The thing about the tragedy of the commons is that it’s basically bullshit. It’s been debunked as long as it’s been around. It’s privatization propaganda, nothing more.

People have been equitably maintaining commons for literally all of human history, and they are good at doing so within their communities. Social structures to maintain commons without official regulation have been in place for generations without major issues.

https://aeon.co/essays/the-tragedy-of-the-commons-is-a-false-and-dangerous-myth

[–] [email protected] 1 points 4 months ago

Oh! Great reply! That's interesting.

[–] [email protected] 2 points 4 months ago* (last edited 4 months ago)

Yes. Stealing. From the taxpayers that maintain that forest. From the public who owns the property.

And from the indigenous people who originally lived there - these people are very clearly not Aboriginal Australians.

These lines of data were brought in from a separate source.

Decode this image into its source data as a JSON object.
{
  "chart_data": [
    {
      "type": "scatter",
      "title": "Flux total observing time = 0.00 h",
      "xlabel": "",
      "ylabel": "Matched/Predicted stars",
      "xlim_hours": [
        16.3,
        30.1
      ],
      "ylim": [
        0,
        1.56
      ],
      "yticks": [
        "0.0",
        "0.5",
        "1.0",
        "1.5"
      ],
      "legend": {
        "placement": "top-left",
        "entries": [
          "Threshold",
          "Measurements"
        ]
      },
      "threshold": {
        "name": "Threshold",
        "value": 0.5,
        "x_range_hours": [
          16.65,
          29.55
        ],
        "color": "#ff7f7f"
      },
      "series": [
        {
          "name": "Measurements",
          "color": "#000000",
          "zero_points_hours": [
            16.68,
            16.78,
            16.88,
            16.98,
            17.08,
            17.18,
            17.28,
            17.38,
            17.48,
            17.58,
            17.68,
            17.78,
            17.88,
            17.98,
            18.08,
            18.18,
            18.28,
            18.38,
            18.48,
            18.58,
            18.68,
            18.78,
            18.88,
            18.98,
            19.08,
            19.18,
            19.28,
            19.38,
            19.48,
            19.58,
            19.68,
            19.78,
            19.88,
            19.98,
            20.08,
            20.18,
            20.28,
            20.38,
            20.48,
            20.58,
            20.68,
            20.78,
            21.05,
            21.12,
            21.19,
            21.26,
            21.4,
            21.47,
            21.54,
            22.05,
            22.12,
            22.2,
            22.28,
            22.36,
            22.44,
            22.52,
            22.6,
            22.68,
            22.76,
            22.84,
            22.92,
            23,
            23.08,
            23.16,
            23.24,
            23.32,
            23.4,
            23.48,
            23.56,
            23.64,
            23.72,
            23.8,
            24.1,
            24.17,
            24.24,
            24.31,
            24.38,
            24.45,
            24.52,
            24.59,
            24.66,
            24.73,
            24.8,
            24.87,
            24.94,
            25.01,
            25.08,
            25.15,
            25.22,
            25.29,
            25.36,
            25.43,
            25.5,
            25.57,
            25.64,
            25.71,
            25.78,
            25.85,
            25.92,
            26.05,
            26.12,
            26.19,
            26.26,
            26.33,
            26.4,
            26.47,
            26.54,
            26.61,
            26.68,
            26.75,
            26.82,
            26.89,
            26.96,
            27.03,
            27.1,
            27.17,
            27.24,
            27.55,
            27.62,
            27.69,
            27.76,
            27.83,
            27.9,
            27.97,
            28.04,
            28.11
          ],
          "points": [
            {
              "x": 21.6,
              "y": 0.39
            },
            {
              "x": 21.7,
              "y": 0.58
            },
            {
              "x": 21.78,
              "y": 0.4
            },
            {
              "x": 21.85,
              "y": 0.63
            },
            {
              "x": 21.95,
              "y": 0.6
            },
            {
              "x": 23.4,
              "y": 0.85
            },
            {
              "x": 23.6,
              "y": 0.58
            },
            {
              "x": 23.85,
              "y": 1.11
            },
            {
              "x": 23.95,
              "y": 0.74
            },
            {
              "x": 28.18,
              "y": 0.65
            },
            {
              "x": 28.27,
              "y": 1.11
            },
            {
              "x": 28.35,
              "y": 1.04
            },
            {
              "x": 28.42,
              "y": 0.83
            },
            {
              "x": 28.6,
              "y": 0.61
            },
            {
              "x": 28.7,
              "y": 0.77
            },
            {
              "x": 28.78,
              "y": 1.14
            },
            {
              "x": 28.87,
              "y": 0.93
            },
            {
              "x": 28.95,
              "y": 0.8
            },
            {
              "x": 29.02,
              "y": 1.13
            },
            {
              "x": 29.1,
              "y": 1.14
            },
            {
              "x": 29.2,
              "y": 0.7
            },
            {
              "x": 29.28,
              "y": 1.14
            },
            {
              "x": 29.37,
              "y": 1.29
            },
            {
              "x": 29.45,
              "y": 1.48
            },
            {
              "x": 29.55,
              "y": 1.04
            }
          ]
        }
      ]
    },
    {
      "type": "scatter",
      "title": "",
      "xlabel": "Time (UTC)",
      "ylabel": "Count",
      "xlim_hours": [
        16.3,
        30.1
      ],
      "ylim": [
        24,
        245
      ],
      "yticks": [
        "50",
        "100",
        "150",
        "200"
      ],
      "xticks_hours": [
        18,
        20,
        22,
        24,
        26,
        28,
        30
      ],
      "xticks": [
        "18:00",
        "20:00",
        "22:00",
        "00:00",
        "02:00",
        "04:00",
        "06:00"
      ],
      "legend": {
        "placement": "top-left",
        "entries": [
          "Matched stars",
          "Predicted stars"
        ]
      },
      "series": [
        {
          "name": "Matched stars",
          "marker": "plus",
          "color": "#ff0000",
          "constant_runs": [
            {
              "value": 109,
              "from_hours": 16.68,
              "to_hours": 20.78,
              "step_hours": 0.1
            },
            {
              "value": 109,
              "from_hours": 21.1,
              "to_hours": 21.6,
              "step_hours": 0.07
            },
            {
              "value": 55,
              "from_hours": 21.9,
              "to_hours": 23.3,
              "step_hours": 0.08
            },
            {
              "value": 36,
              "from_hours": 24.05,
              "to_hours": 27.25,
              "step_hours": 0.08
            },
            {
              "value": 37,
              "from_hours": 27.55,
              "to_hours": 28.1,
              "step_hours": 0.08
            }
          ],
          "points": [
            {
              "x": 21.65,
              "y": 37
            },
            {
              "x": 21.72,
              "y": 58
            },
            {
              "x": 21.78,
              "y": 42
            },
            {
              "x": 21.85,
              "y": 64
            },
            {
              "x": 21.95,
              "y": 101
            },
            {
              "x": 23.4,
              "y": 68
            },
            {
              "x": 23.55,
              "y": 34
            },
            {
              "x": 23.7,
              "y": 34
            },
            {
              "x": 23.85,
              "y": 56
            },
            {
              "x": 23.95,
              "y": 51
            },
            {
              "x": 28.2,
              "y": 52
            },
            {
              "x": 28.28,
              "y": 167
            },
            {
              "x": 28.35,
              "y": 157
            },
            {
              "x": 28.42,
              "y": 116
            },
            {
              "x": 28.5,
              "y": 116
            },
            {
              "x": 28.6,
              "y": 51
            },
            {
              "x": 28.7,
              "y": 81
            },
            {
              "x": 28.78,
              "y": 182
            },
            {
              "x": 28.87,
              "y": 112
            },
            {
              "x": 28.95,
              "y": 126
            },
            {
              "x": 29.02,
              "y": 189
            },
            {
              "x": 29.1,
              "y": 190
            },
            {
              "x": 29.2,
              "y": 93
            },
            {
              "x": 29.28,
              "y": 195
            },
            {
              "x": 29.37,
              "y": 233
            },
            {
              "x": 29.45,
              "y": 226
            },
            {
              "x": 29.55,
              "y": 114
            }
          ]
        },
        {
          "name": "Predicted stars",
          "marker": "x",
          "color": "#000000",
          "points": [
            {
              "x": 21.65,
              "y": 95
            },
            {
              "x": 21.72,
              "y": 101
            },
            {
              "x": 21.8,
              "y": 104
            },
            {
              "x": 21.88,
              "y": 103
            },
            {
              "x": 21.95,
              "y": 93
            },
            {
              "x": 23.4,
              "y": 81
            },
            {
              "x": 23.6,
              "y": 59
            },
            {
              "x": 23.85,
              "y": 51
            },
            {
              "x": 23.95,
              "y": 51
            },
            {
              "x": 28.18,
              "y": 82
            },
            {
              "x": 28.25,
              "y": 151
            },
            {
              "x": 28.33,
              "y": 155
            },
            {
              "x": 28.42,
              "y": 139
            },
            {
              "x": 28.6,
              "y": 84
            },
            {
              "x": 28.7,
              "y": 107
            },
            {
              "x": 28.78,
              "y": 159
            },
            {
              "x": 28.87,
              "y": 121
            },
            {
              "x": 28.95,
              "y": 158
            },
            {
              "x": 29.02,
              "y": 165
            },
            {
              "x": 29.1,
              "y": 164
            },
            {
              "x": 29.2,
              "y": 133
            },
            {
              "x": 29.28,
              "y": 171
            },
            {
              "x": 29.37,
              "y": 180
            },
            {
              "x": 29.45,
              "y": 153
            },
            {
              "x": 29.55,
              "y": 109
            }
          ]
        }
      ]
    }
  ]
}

I've heard Native American activists argue that white influencer style permaculture is inherently racist when performed on American soil, because it's modeled on a romanticized ideal of white settler lifeways and has nothing to do with how permaculture was actually practiced in North America before the genocides. I'm not sure how I feel about that argument. But having a family of white Australian permaculturists literally stealing from public land to maintain their settler lifestyle... it's a little too on the nose.